If medical record quality control raises the “baseline” of healthcare quality management, then Huimei Technology’s integration of medical record quality control with CDSS elevates its “ceiling.”

 

“Without the digitalization of information to handle the legwork, our staff in the Medical Affairs Department would be overwhelmed and unable to effectively support the development of both clinical departments and the hospital,” said Ying Jiaoqian. By applying a Clinical Decision Support System (CDSS) for medical record quality control, the hospital has achieved automated, real-time, and efficient medical record management, while also controlling the quality of clinical diagnosis and treatment at the data source.

 

On one hand, Clinical Decision Support Systems (CDSS) can restructure medical record management processes, enabling seamless real-time interaction between clinicians and medical record staff. On the other hand, CDSS facilitates high-efficiency “quality management” by strengthening quality control through integration with all hospital business systems, data processing, and clinical alerts, thereby enhancing clinical trust and adoption. CDSS executes quality control pathways based on predefined data quality control rules. These rules are established in accordance with clinical guidelines and standards, national quality assessment requirements, and the actual clinical needs of hospitals.

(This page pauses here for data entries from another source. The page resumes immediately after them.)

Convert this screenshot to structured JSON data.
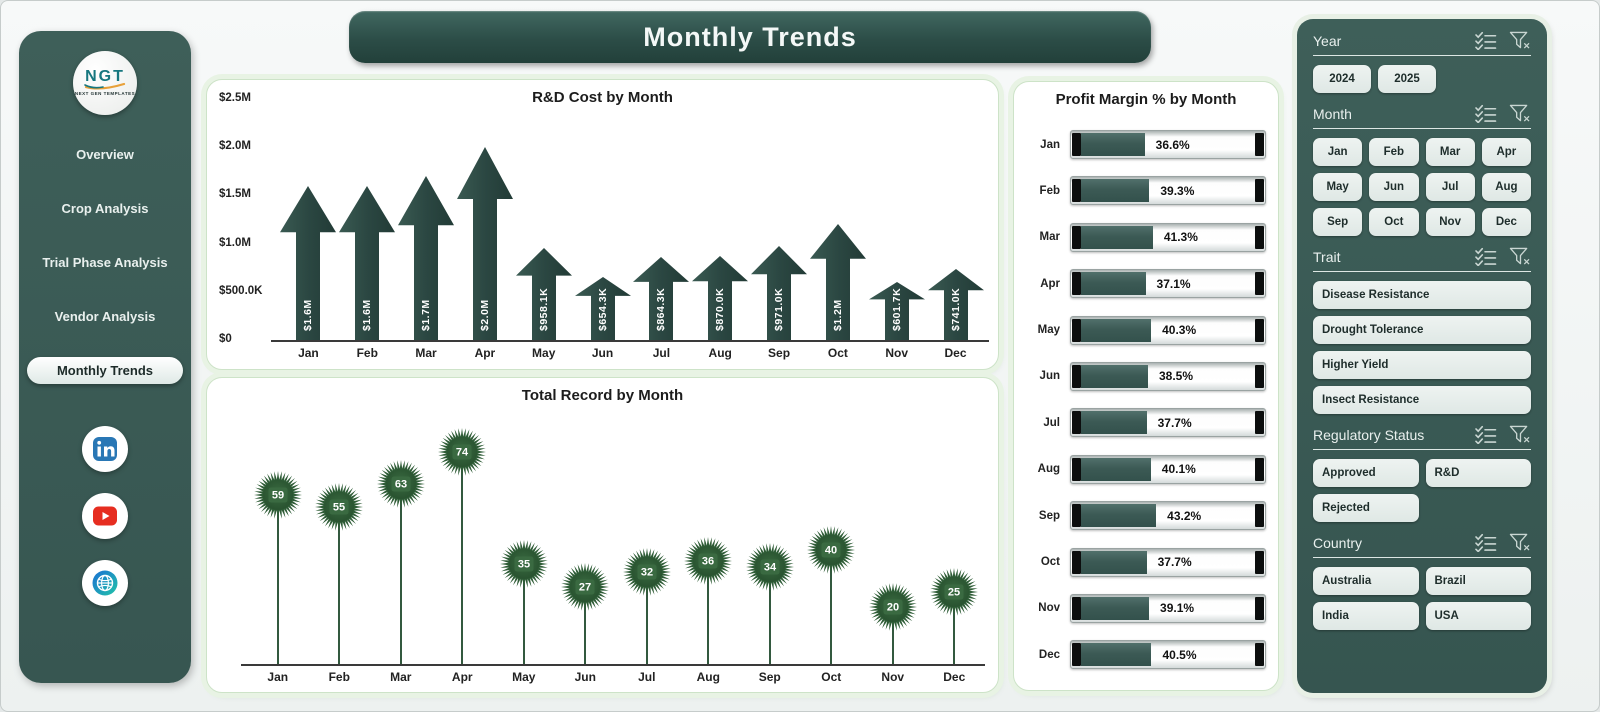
{
  "header": {
    "title": "Monthly Trends"
  },
  "sidebar": {
    "logo_text": "NGT",
    "logo_subtext": "NEXT GEN TEMPLATES",
    "items": [
      {
        "label": "Overview",
        "active": false
      },
      {
        "label": "Crop Analysis",
        "active": false
      },
      {
        "label": "Trial Phase Analysis",
        "active": false
      },
      {
        "label": "Vendor Analysis",
        "active": false
      },
      {
        "label": "Monthly Trends",
        "active": true
      }
    ],
    "social": [
      {
        "name": "linkedin"
      },
      {
        "name": "youtube"
      },
      {
        "name": "website"
      }
    ]
  },
  "chart_data": [
    {
      "type": "bar",
      "marker": "arrow",
      "title": "R&D Cost by Month",
      "categories": [
        "Jan",
        "Feb",
        "Mar",
        "Apr",
        "May",
        "Jun",
        "Jul",
        "Aug",
        "Sep",
        "Oct",
        "Nov",
        "Dec"
      ],
      "values": [
        1600000,
        1600000,
        1700000,
        2000000,
        958100,
        654300,
        864300,
        870000,
        971000,
        1200000,
        601700,
        741000
      ],
      "labels": [
        "$1.6M",
        "$1.6M",
        "$1.7M",
        "$2.0M",
        "$958.1K",
        "$654.3K",
        "$864.3K",
        "$870.0K",
        "$971.0K",
        "$1.2M",
        "$601.7K",
        "$741.0K"
      ],
      "y_ticks": [
        {
          "label": "$0",
          "value": 0
        },
        {
          "label": "$500.0K",
          "value": 500000
        },
        {
          "label": "$1.0M",
          "value": 1000000
        },
        {
          "label": "$1.5M",
          "value": 1500000
        },
        {
          "label": "$2.0M",
          "value": 2000000
        },
        {
          "label": "$2.5M",
          "value": 2500000
        }
      ],
      "ylim": [
        0,
        2500000
      ],
      "xlabel": "",
      "ylabel": "",
      "grid": false,
      "legend": "none"
    },
    {
      "type": "lollipop",
      "marker": "starburst",
      "title": "Total Record by Month",
      "categories": [
        "Jan",
        "Feb",
        "Mar",
        "Apr",
        "May",
        "Jun",
        "Jul",
        "Aug",
        "Sep",
        "Oct",
        "Nov",
        "Dec"
      ],
      "values": [
        59,
        55,
        63,
        74,
        35,
        27,
        32,
        36,
        34,
        40,
        20,
        25
      ],
      "ylim": [
        0,
        80
      ],
      "xlabel": "",
      "ylabel": "",
      "grid": false,
      "legend": "none"
    },
    {
      "type": "bar-horizontal",
      "title": "Profit Margin % by Month",
      "categories": [
        "Jan",
        "Feb",
        "Mar",
        "Apr",
        "May",
        "Jun",
        "Jul",
        "Aug",
        "Sep",
        "Oct",
        "Nov",
        "Dec"
      ],
      "values": [
        36.6,
        39.3,
        41.3,
        37.1,
        40.3,
        38.5,
        37.7,
        40.1,
        43.2,
        37.7,
        39.1,
        40.5
      ],
      "labels": [
        "36.6%",
        "39.3%",
        "41.3%",
        "37.1%",
        "40.3%",
        "38.5%",
        "37.7%",
        "40.1%",
        "43.2%",
        "37.7%",
        "39.1%",
        "40.5%"
      ],
      "xlim": [
        0,
        100
      ],
      "xlabel": "",
      "ylabel": "",
      "grid": false,
      "legend": "none"
    }
  ],
  "filters": {
    "sections": [
      {
        "title": "Year",
        "layout": "row",
        "options": [
          "2024",
          "2025"
        ]
      },
      {
        "title": "Month",
        "layout": "grid4",
        "options": [
          "Jan",
          "Feb",
          "Mar",
          "Apr",
          "May",
          "Jun",
          "Jul",
          "Aug",
          "Sep",
          "Oct",
          "Nov",
          "Dec"
        ]
      },
      {
        "title": "Trait",
        "layout": "list",
        "options": [
          "Disease Resistance",
          "Drought Tolerance",
          "Higher Yield",
          "Insect Resistance"
        ]
      },
      {
        "title": "Regulatory Status",
        "layout": "grid2",
        "options": [
          "Approved",
          "R&D",
          "Rejected"
        ]
      },
      {
        "title": "Country",
        "layout": "grid2",
        "options": [
          "Australia",
          "Brazil",
          "India",
          "USA"
        ]
      }
    ]
  },
  "colors": {
    "arrow_teal": "#2b4742",
    "panel_teal": "#3b5b55",
    "flower_green": "#2e5c36",
    "slicer_button": "#e6edea",
    "panel_border_green": "#d5e8d0",
    "linkedin_blue": "#2977b5",
    "youtube_red": "#e62d20",
    "bar_fill_teal": "#3c5a55"
  }
}
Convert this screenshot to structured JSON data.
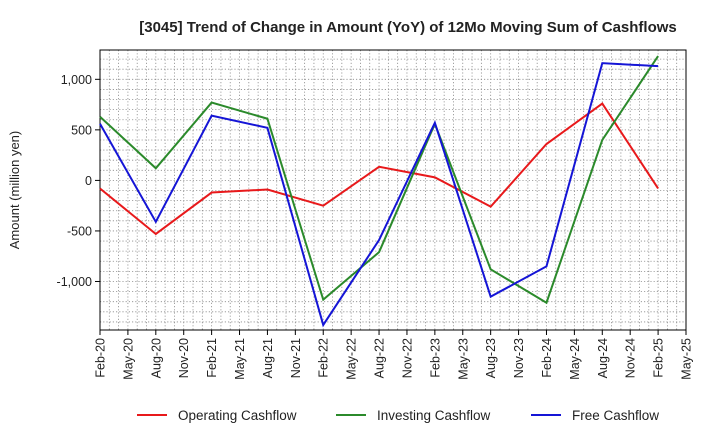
{
  "chart_data": {
    "type": "line",
    "title": "[3045]  Trend of Change in Amount (YoY) of 12Mo Moving Sum of Cashflows",
    "xlabel": "",
    "ylabel": "Amount (million yen)",
    "ylim": [
      -1480,
      1290
    ],
    "yticks": [
      1000,
      500,
      0,
      -500,
      -1000
    ],
    "ytick_labels": [
      "1,000",
      "500",
      "0",
      "-500",
      "-1,000"
    ],
    "x_tick_labels": [
      "Feb-20",
      "May-20",
      "Aug-20",
      "Nov-20",
      "Feb-21",
      "May-21",
      "Aug-21",
      "Nov-21",
      "Feb-22",
      "May-22",
      "Aug-22",
      "Nov-22",
      "Feb-23",
      "May-23",
      "Aug-23",
      "Nov-23",
      "Feb-24",
      "May-24",
      "Aug-24",
      "Nov-24",
      "Feb-25",
      "May-25"
    ],
    "grid": true,
    "legend_position": "bottom",
    "series": [
      {
        "name": "Operating Cashflow",
        "color": "#e8191b",
        "points": [
          [
            0,
            -80
          ],
          [
            2,
            -530
          ],
          [
            4,
            -120
          ],
          [
            6,
            -90
          ],
          [
            8,
            -250
          ],
          [
            10,
            135
          ],
          [
            12,
            30
          ],
          [
            14,
            -260
          ],
          [
            16,
            360
          ],
          [
            18,
            760
          ],
          [
            20,
            -80
          ]
        ]
      },
      {
        "name": "Investing Cashflow",
        "color": "#2b8a2b",
        "points": [
          [
            0,
            630
          ],
          [
            2,
            120
          ],
          [
            4,
            770
          ],
          [
            6,
            610
          ],
          [
            8,
            -1180
          ],
          [
            10,
            -710
          ],
          [
            12,
            560
          ],
          [
            14,
            -880
          ],
          [
            16,
            -1210
          ],
          [
            18,
            400
          ],
          [
            20,
            1230
          ]
        ]
      },
      {
        "name": "Free Cashflow",
        "color": "#1515d6",
        "points": [
          [
            0,
            560
          ],
          [
            2,
            -410
          ],
          [
            4,
            640
          ],
          [
            6,
            520
          ],
          [
            8,
            -1430
          ],
          [
            10,
            -590
          ],
          [
            12,
            570
          ],
          [
            14,
            -1150
          ],
          [
            16,
            -850
          ],
          [
            18,
            1160
          ],
          [
            20,
            1130
          ]
        ]
      }
    ]
  }
}
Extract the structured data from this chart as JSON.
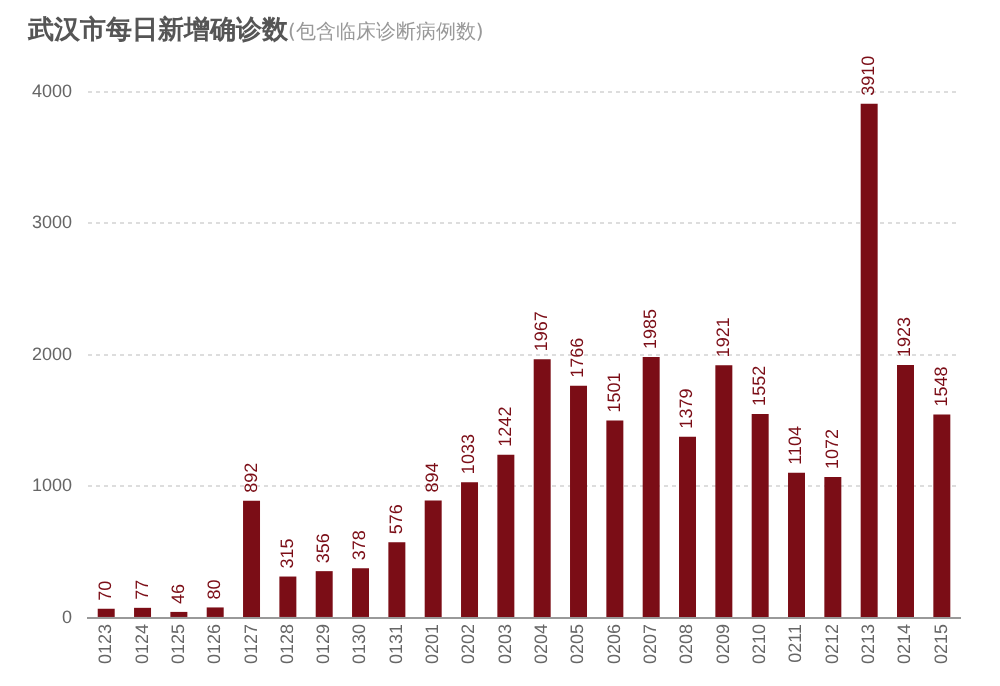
{
  "chart_data": {
    "type": "bar",
    "title": "武汉市每日新增确诊数",
    "subtitle": "(包含临床诊断病例数)",
    "categories": [
      "0123",
      "0124",
      "0125",
      "0126",
      "0127",
      "0128",
      "0129",
      "0130",
      "0131",
      "0201",
      "0202",
      "0203",
      "0204",
      "0205",
      "0206",
      "0207",
      "0208",
      "0209",
      "0210",
      "0211",
      "0212",
      "0213",
      "0214",
      "0215"
    ],
    "values": [
      70,
      77,
      46,
      80,
      892,
      315,
      356,
      378,
      576,
      894,
      1033,
      1242,
      1967,
      1766,
      1501,
      1985,
      1379,
      1921,
      1552,
      1104,
      1072,
      3910,
      1923,
      1548
    ],
    "color": "#7b0d16",
    "ylim": [
      0,
      4000
    ],
    "yticks": [
      0,
      1000,
      2000,
      3000,
      4000
    ],
    "grid": "y",
    "data_labels": true
  }
}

Taking the discharge diagnosis on the medical record face sheet as an example, the determination of the principal diagnosis follows the “three mosts” principle, namely, the disease diagnosis that poses the greatest threat to the patient’s health, consumes the most medical resources, and results in the longest length of stay during hospitalization. For instance, in obstetrics, the principal diagnosis refers to the major obstetric complications or associated conditions; accordingly, the system has designed a quality control rule stating that “the principal obstetric diagnosis should be selected from obstetric complications or associated conditions.”

 

After three months of applying a Clinical Decision Support System (CDSS) for medical record quality control, the overall adoption rate of system alerts by hospital clinicians showed an upward trend, while the total number of defects in medical records and the average number of defects per record in clinical departments gradually decreased. “The benefits are twofold: first, clinicians’ practices become more standardized; second, medical record management becomes more refined and process-oriented,” stated Ying Jiaoqian. The hospital-wide unified quality control standards not only promote homogenization of internal quality control efforts, but also enable administrators to monitor the status of medical record management in real time through multi-dimensional quality control data aggregation provided by the system.

 

Will DRG Be the Next Direction for CDSS Companies?


In addition to improving efficiency and quality for clinicians and medical records departments, the promotion of the DRG payment system has endowed medical records with new value. In the practice of DRG, many hospitals have experienced undercoding due to missing content in medical records, resulting in sustained financial losses. From this perspective, DRG provides a driving force for hospitals to reconstruct medical record quality control.

 

Based on current NLP implementations, the technology can automatically map ICD codes at the time of patient grouping; automatically identify the principal diagnosis in cases of multiple diagnoses; intelligently merge codes and optimize cost rationality; and perform post-grouping data audits and coding accuracy verification. It also assists hospitals in internal performance evaluation, insurance payment and settlement, and regulatory audits for insurance compliance violations.

 

For Dr. Mayson, its expertise in NLP enables a rapid transition from medical record quality control to hospital DRG management.

 

Beyond Dr. Mayson, numerous CDSS companies have now begun to enter the DRG market through medical record quality control. Transformation is often accompanied by challenges and opportunities; what strategy Dr. Mayson will adopt in this market remains to be seen.